The mandala sand painting begins with an opening ceremony, during which the lamas consecrate the site and call forth the forces of goodness. This is done by means of chanting, music and mantra recitation, and will be held on Monday, Sept. 30, at noon. The public is invited to this free experience.
The lamas begin the exhibit by drawing an outline of the mandala on the wooden platform. On the following days they lay the colored sands. Each monk holds a traditional metal funnel called a chakpur, while running a metal rod on its grated surface. The vibration causes the sands to flow like liquid onto the platform. The public is invited to watch this process Monday through Wednesday, 10 a.m.-7 p.m., Thursday, 10 a.m.-3 p.m., and Friday 10 a.m.-noon, when the deconstruction ceremony begins. Viewing the mandala’s creation and destruction is a free community event.

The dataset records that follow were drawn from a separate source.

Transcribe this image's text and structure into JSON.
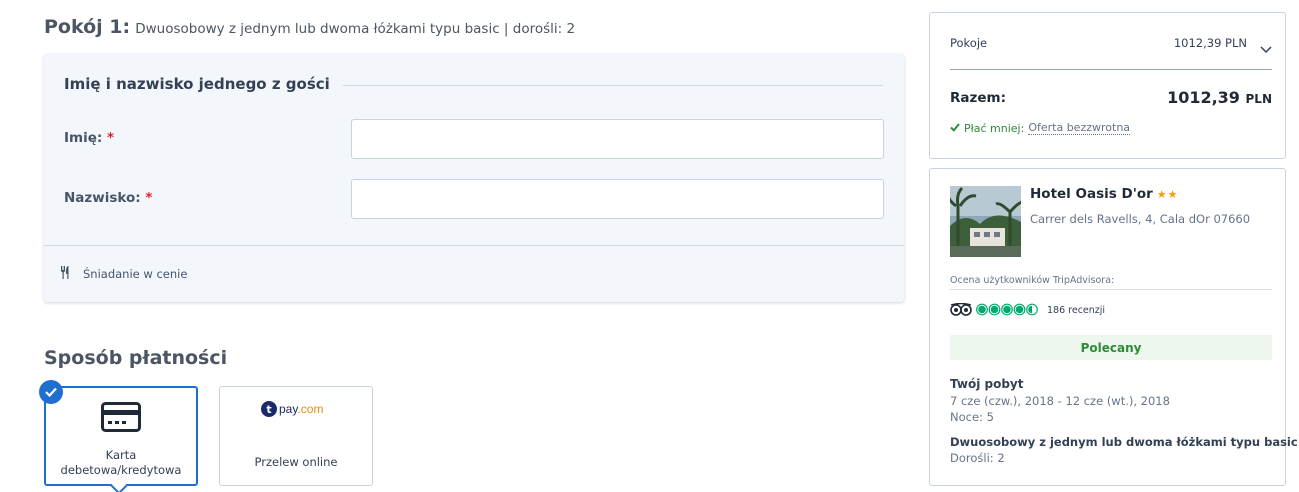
{
  "room": {
    "title": "Pokój 1:",
    "subtitle": "Dwuosobowy z jednym lub dwoma łóżkami typu basic | dorośli: 2"
  },
  "guest_form": {
    "heading": "Imię i nazwisko jednego z gości",
    "first_name_label": "Imię:",
    "last_name_label": "Nazwisko:",
    "required_mark": "*",
    "first_name_value": "",
    "last_name_value": "",
    "breakfast_label": "Śniadanie w cenie",
    "breakfast_icon": "cutlery-icon"
  },
  "payment": {
    "title": "Sposób płatności",
    "options": [
      {
        "label_line1": "Karta",
        "label_line2": "debetowa/kredytowa",
        "icon": "credit-card-icon",
        "selected": true
      },
      {
        "label": "Przelew online",
        "logo_t": "t",
        "logo_text": "pay",
        "logo_domain": ".com",
        "selected": false
      }
    ]
  },
  "summary": {
    "rooms_label": "Pokoje",
    "rooms_price": "1012,39 PLN",
    "total_label": "Razem:",
    "total_amount": "1012,39",
    "total_currency": "PLN",
    "pay_later_label": "Płać mniej:",
    "pay_later_link": "Oferta bezzwrotna"
  },
  "hotel": {
    "name": "Hotel Oasis D'or",
    "stars": "★★",
    "address": "Carrer dels Ravells, 4, Cala dOr 07660",
    "tripadvisor_label": "Ocena użytkowników TripAdvisora:",
    "rating": 4.5,
    "reviews": "186 recenzji",
    "badge": "Polecany",
    "stay_title": "Twój pobyt",
    "stay_dates": "7 cze (czw.), 2018 - 12 cze (wt.), 2018",
    "nights": "Noce: 5",
    "room_type": "Dwuosobowy z jednym lub dwoma łóżkami typu basic",
    "adults": "Dorośli: 2"
  },
  "colors": {
    "accent": "#1f6fd1",
    "success": "#2e8b3a",
    "tripadvisor": "#00aa6c",
    "star": "#f59e0b",
    "required": "#dc2626"
  }
}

On the final night—Thursday—of the monks’ five-day visit, they will enact a demonstration of sacred music and dance in the Chapman Cultural Center Theater. The concert will comprise several different segments of chanting and dancing, each of which will be introduced and explained by a narrator. Admission will be $10 per student and $20 for others.
Throughout the monks’ visit, there will be several free community lectures on related topics. Most of the lectures will be given by college professors from Wofford or Converse. All of the lectures will be Chapman Cultural Center. For details please see sidebar schedule.
Traditionally most sand mandalas are destroyed shortly after their completion. This is done as a metaphor for the impermanence of life. The sands are swept up and placed in an urn; to fulfill the function of healing, half is distributed to the audience at the closing ceremony, while the remainder is carried to a nearby body of water, where it is deposited. The waters then carry the healing blessing to the ocean, and from there it spreads throughout the world for planetary healing. The closing “deconstruction ceremony” will be held on Friday, Oct. 3, starting at noon. The public is invited to the closing ceremony and to walk with the monks to a nearby creek to deliver the sand into the flow of cosmic awareness.